Il vertice Ecofin a Bruxelles tra i ministri economici dell’Unione Europea, ha raggiunto un importante accordo su un nuovo pacchetto di misure volte al rafforzamento della governance europea e, più nello specifico, all’interno dell’area Euro. L’accordo fa seguito alle sfide lanciate dalla recente crisi dei debiti sovrani che proprio la scorsa settimana ha visto la Grecia e il Portogallo di nuovo sotto stress per effetto del downgrading dei propri debiti effettuato dalle agenzie di rating internazionali. L’accordo muove dalla considerazione che l’attuale architettura di regole europee sul debito si è rivelata finora insufficiente per stimolare una netta riduzione del debito pubblico e degli squilibri macroeconomici.

Certamente, una delle motivazioni principali per la mancata riduzione del rapporto debito/Pil è stata la mancanza di crescita dell’economia reale la quale, nonostante timidi segnali di ripresa mostrati nel corso del 2010, sembra ancora lontana dal consolidarsi, anche a causa del recente choc petrolifero dovuto all’escalation della crisi libica nonché da una crescita sostenuta dei prezzi dei beni alimentari.

Anche per queste ragioni, l’Unione Europea ha ritenuto che bisognasse agire tempestivamente sul rafforzamento della disciplina di bilancio e sulla sorveglianza delle politiche economiche degli stati membri. Un team di lavoro, guidato dal presidente del Consiglio Europeo Van Rompuy, ha concluso che l’unione monetaria europea non è in grado di funzionare adeguatamente nel lungo periodo senza un adeguato coordinamento delle politiche economiche. Così, l’Ecofin di ieri ha formulato quattro proposte per la riforma del Patto di Stabilità e Crescita miranti al rafforzamento della sorveglianza delle politiche fiscali e all’applicazione di misure penalizzanti gli stati membri inadempienti.
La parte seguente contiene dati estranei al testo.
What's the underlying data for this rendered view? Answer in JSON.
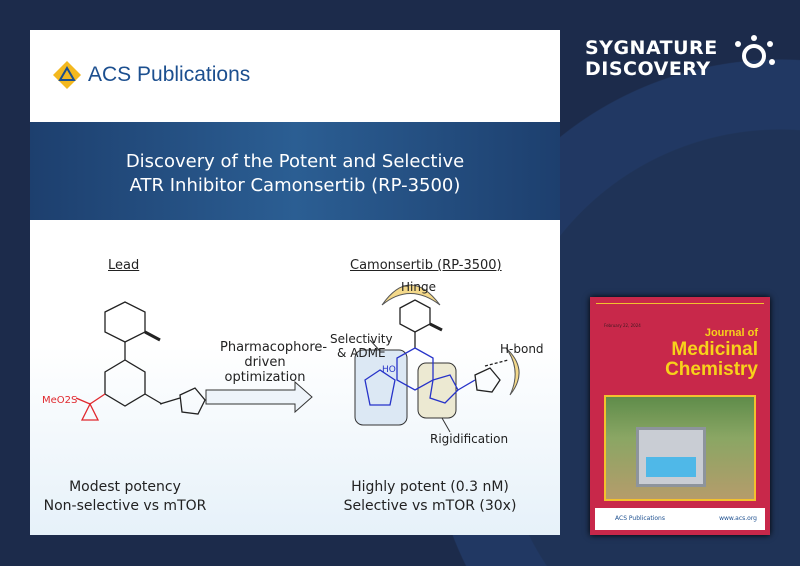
{
  "publisher": {
    "name": "ACS Publications"
  },
  "banner": {
    "line1": "Discovery of the Potent and Selective",
    "line2": "ATR Inhibitor Camonsertib (RP-3500)"
  },
  "lead": {
    "title": "Lead",
    "substituent": "MeO2S",
    "desc1": "Modest potency",
    "desc2": "Non-selective vs mTOR"
  },
  "arrow": {
    "line1": "Pharmacophore-",
    "line2": "driven",
    "line3": "optimization"
  },
  "product": {
    "title": "Camonsertib (RP-3500)",
    "hinge": "Hinge",
    "selectivity1": "Selectivity",
    "selectivity2": "& ADME",
    "hbond": "H-bond",
    "rigid": "Rigidification",
    "desc1": "Highly potent (0.3 nM)",
    "desc2": "Selective vs mTOR (30x)"
  },
  "brand": {
    "line1": "SYGNATURE",
    "line2": "DISCOVERY"
  },
  "cover": {
    "j1": "Journal of",
    "j2": "Medicinal",
    "j3": "Chemistry",
    "date": "February 22, 2024",
    "footer": "ACS Publications",
    "url": "www.acs.org"
  },
  "colors": {
    "bg": "#1c2b4b",
    "banner": "#2b5e93",
    "cover": "#c8284a",
    "title": "#f7d21a"
  }
}
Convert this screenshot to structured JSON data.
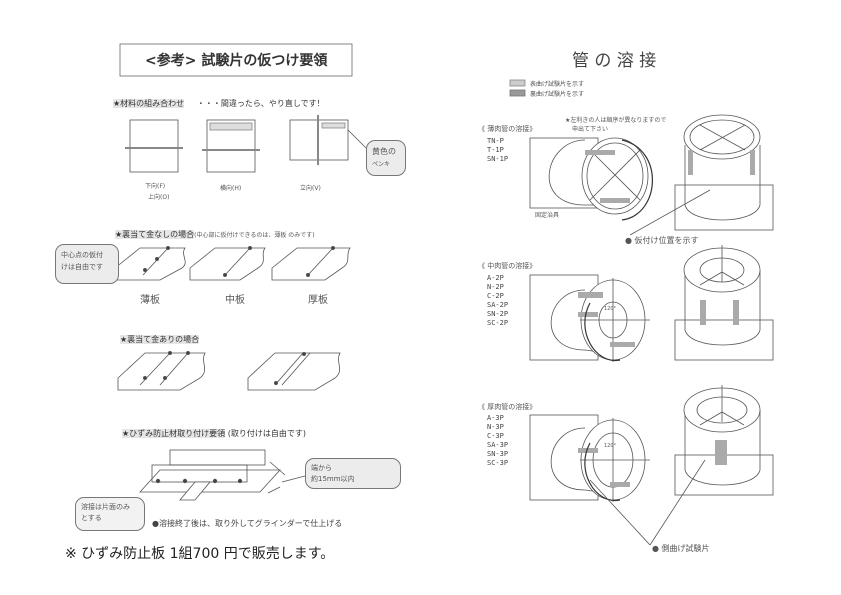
{
  "left": {
    "title": "<参考>  試験片の仮つけ要領",
    "materials_heading": "★材料の組み合わせ",
    "materials_note": "・・・間違ったら、やり直しです！",
    "positions": [
      "下向(F)",
      "上向(O)",
      "横向(H)",
      "立向(V)"
    ],
    "paint_callout": [
      "黄色の",
      "ペンキ"
    ],
    "no_backing_heading": "★裏当て金なしの場合",
    "no_backing_note": "(中心部に仮付けできるのは、薄板 のみです)",
    "center_callout": [
      "中心点の仮付",
      "けは自由です"
    ],
    "plate_labels": [
      "薄板",
      "中板",
      "厚板"
    ],
    "backing_heading": "★裏当て金ありの場合",
    "distortion_heading": "★ひずみ防止材取り付け要領",
    "distortion_note": "(取り付けは自由です)",
    "edge_callout": [
      "端から",
      "約15mm以内"
    ],
    "one_side_callout": [
      "溶接は片面のみ",
      "とする"
    ],
    "after_weld": "●溶接終了後は、取り外してグラインダーで仕上げる",
    "sale_note": "※  ひずみ防止板 1組700 円で販売します。"
  },
  "right": {
    "title": "管 の 溶 接",
    "legend": [
      "表曲げ試験片を示す",
      "裏曲げ試験片を示す"
    ],
    "thin_heading": "《 薄肉管の溶接》",
    "thin_note": [
      "★左利きの人は順序が異なりますので",
      "申出て下さい"
    ],
    "thin_codes": [
      "TN-P",
      "T-1P",
      "SN-1P"
    ],
    "fixture_label": "固定治具",
    "tack_label": "● 仮付け位置を示す",
    "medium_heading": "《 中肉管の溶接》",
    "medium_codes": [
      "A-2P",
      "N-2P",
      "C-2P",
      "SA-2P",
      "SN-2P",
      "SC-2P"
    ],
    "thick_heading": "《 厚肉管の溶接》",
    "thick_codes": [
      "A-3P",
      "N-3P",
      "C-3P",
      "SA-3P",
      "SN-3P",
      "SC-3P"
    ],
    "angle_label": "120°",
    "side_bend_label": "● 側曲げ試験片"
  }
}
Tra le novità più interessanti presentate, una delle più importanti riguarda l’introduzione di una spesa "benchmark", alla quale gli stati membri dovranno guardare, poiché la crescita della loro spesa annua non dovrà eccedere un tasso di crescita di medio termine del Pil di riferimento, obbligando così i governi nazionali a destinare le nuove entrate alla riduzione dello stock di debito. Il mancato rispetto di questo benchmark potrà comportare l’irrogazione di sanzioni. Un altro benchmark verrà poi introdotto per garantire che il rapporto debito/Pil converga velocemente verso la soglia 60%. In particolare, la diminuzione del rapporto verrà considerata "sufficiente" se la distanza dal rapporto di riferimento del 60% verrà diminuita ad un tasso annuale pari a un dodicesimo nei precedenti tre anni. Previsto, inoltre, un nuovo schema di sanzioni per gli stati che sforeranno il Patto. A tale riguardo, un deposito infruttifero pari allo 0.2 per cento del Pil potrà essere imposto già dal momento in cui la decisione di assoggettamento di un paese alla procedura di deficit eccessivo sarà stata presa. Inoltre, nel caso in cui le correzioni previste dalla raccomandazione del Consiglio non saranno state prese, è prevista una multa.
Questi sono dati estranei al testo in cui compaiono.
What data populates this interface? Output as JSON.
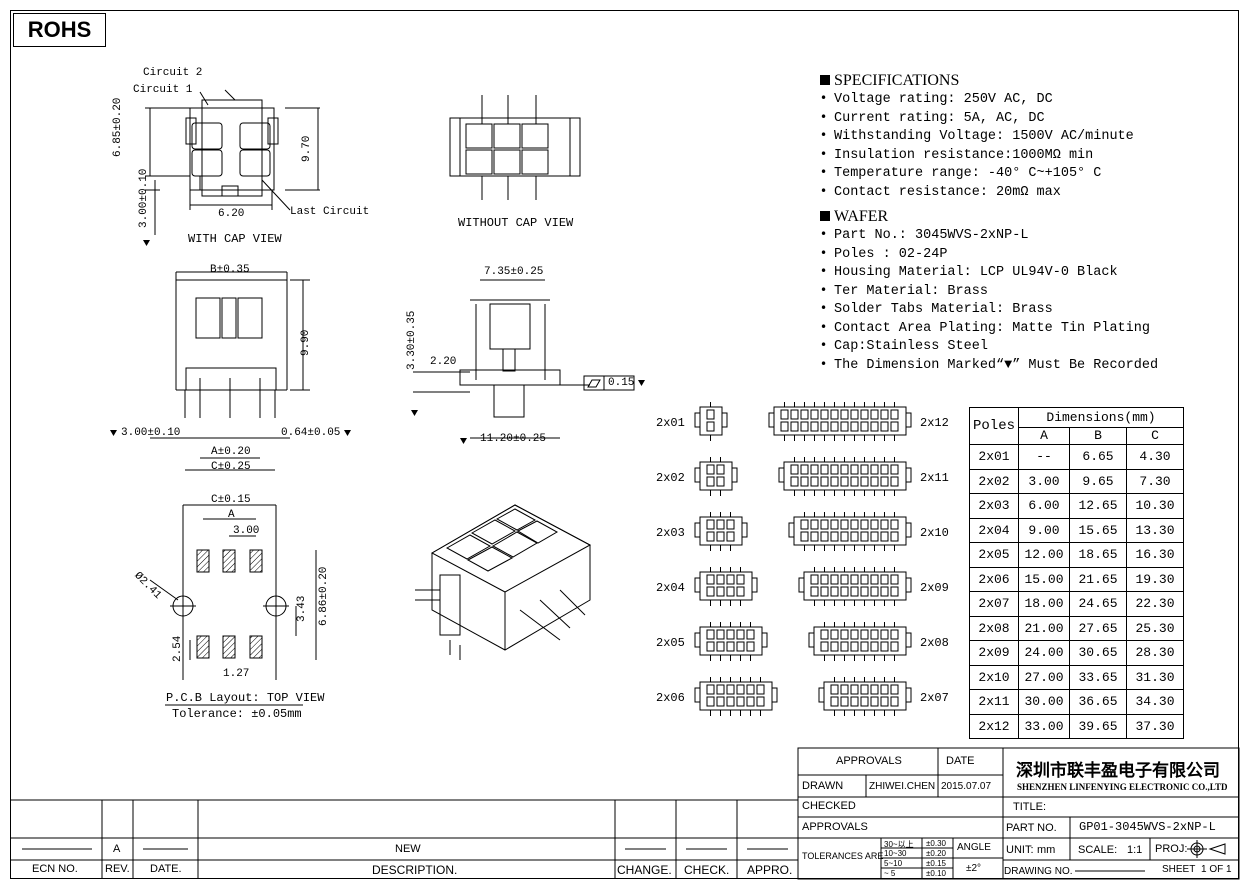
{
  "rohs": "ROHS",
  "views": {
    "circuit2": "Circuit 2",
    "circuit1": "Circuit 1",
    "last_circuit": "Last Circuit",
    "with_cap": "WITH CAP VIEW",
    "without_cap": "WITHOUT CAP VIEW",
    "pcb_layout": "P.C.B Layout: TOP VIEW",
    "tolerance": "Tolerance: ±0.05mm"
  },
  "dims": {
    "d685": "6.85±0.20",
    "d970": "9.70",
    "d300_010_top": "3.00±0.10",
    "d620": "6.20",
    "b035": "B±0.35",
    "d990": "9.90",
    "d735": "7.35±0.25",
    "d330": "3.30±0.35",
    "d220": "2.20",
    "flat": "0.15",
    "d1120": "11.20±0.25",
    "d300_010": "3.00±0.10",
    "a020": "A±0.20",
    "c025": "C±0.25",
    "d064": "0.64±0.05",
    "c015": "C±0.15",
    "a": "A",
    "d300": "3.00",
    "phi241": "Ø2.41",
    "d343": "3.43",
    "d686": "6.86±0.20",
    "d254": "2.54",
    "d127": "1.27"
  },
  "specifications": {
    "title": "SPECIFICATIONS",
    "items": [
      "Voltage rating: 250V AC, DC",
      "Current rating: 5A, AC, DC",
      "Withstanding Voltage: 1500V AC/minute",
      "Insulation resistance:1000MΩ min",
      "Temperature range: -40° C~+105° C",
      "Contact resistance: 20mΩ max"
    ]
  },
  "wafer": {
    "title": "WAFER",
    "items": [
      "Part No.: 3045WVS-2xNP-L",
      "Poles : 02-24P",
      "Housing Material: LCP UL94V-0 Black",
      "Ter Material: Brass",
      "Solder Tabs Material: Brass",
      "Contact Area Plating: Matte Tin Plating",
      "Cap:Stainless Steel",
      "The Dimension Marked“▼” Must Be Recorded"
    ]
  },
  "variants_left": [
    "2x01",
    "2x02",
    "2x03",
    "2x04",
    "2x05",
    "2x06"
  ],
  "variants_right": [
    "2x12",
    "2x11",
    "2x10",
    "2x09",
    "2x08",
    "2x07"
  ],
  "dim_table": {
    "poles_header": "Poles",
    "dimensions_header": "Dimensions(mm)",
    "cols": [
      "A",
      "B",
      "C"
    ],
    "rows": [
      [
        "2x01",
        "--",
        "6.65",
        "4.30"
      ],
      [
        "2x02",
        "3.00",
        "9.65",
        "7.30"
      ],
      [
        "2x03",
        "6.00",
        "12.65",
        "10.30"
      ],
      [
        "2x04",
        "9.00",
        "15.65",
        "13.30"
      ],
      [
        "2x05",
        "12.00",
        "18.65",
        "16.30"
      ],
      [
        "2x06",
        "15.00",
        "21.65",
        "19.30"
      ],
      [
        "2x07",
        "18.00",
        "24.65",
        "22.30"
      ],
      [
        "2x08",
        "21.00",
        "27.65",
        "25.30"
      ],
      [
        "2x09",
        "24.00",
        "30.65",
        "28.30"
      ],
      [
        "2x10",
        "27.00",
        "33.65",
        "31.30"
      ],
      [
        "2x11",
        "30.00",
        "36.65",
        "34.30"
      ],
      [
        "2x12",
        "33.00",
        "39.65",
        "37.30"
      ]
    ]
  },
  "title_block": {
    "approvals": "APPROVALS",
    "date": "DATE",
    "drawn": "DRAWN",
    "drawn_by": "ZHIWEI.CHEN",
    "drawn_date": "2015.07.07",
    "checked": "CHECKED",
    "approvals2": "APPROVALS",
    "tolerances": "TOLERANCES ARE",
    "tol_ranges": [
      "30~以上",
      "10~30",
      "5~10",
      "~ 5"
    ],
    "tol_values": [
      "±0.30",
      "±0.20",
      "±0.15",
      "±0.10"
    ],
    "angle": "ANGLE",
    "angle_val": "±2°",
    "company_cn": "深圳市联丰盈电子有限公司",
    "company_en": "SHENZHEN LINFENYING ELECTRONIC CO.,LTD",
    "title_label": "TITLE:",
    "part_no_label": "PART NO.",
    "part_no": "GP01-3045WVS-2xNP-L",
    "unit_label": "UNIT:",
    "unit": "mm",
    "scale_label": "SCALE:",
    "scale": "1:1",
    "proj": "PROJ:",
    "drawing_no": "DRAWING NO.",
    "sheet": "SHEET",
    "sheet_val": "1 OF 1"
  },
  "revision_block": {
    "rev_value": "A",
    "new": "NEW",
    "headers": [
      "ECN NO.",
      "REV.",
      "DATE.",
      "DESCRIPTION.",
      "CHANGE.",
      "CHECK.",
      "APPRO."
    ]
  }
}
Infine, il pacchetto legislativo prevede un rafforzamento della sorveglianza sulle politiche economiche nazionali, stabilendo un nuovo meccanismo per la prevenzione e la correzione di squilibri macroeconomici eccessivi ed introducendo una nuova sanzione per quei paesi che si verranno a trovare in una situazione di squilibrio eccessivo, misurata sulla base di una serie di indicatori economici.

L’accordo raggiunto ieri è senz’altro da considerarsi positivo, in quanto prosegue un ormai istituzionalizzato percorso di consolidamento delle finanze pubbliche nazionali. L’equilibrio dei conti pubblici è da considerarsi come uno degli elementi fondanti delle politiche fiscali europee, il coordinamento delle quali si sta sempre più venendo a definire. Con un po’ più di coraggio si potrebbe fare il passo successivo, peraltro sostenuto dalla Germania, di introdurre un vero e proprio principio di pareggio di bilancio all’interno delle costituzioni nazionali, elemento caratterizzante l’architettura di uno stato liberale che per troppo tempo, sotto la spinta delle teorie keynesiane, si era ormai creduto superato e che adesso, invece, sta riscoprendo la sua importanza.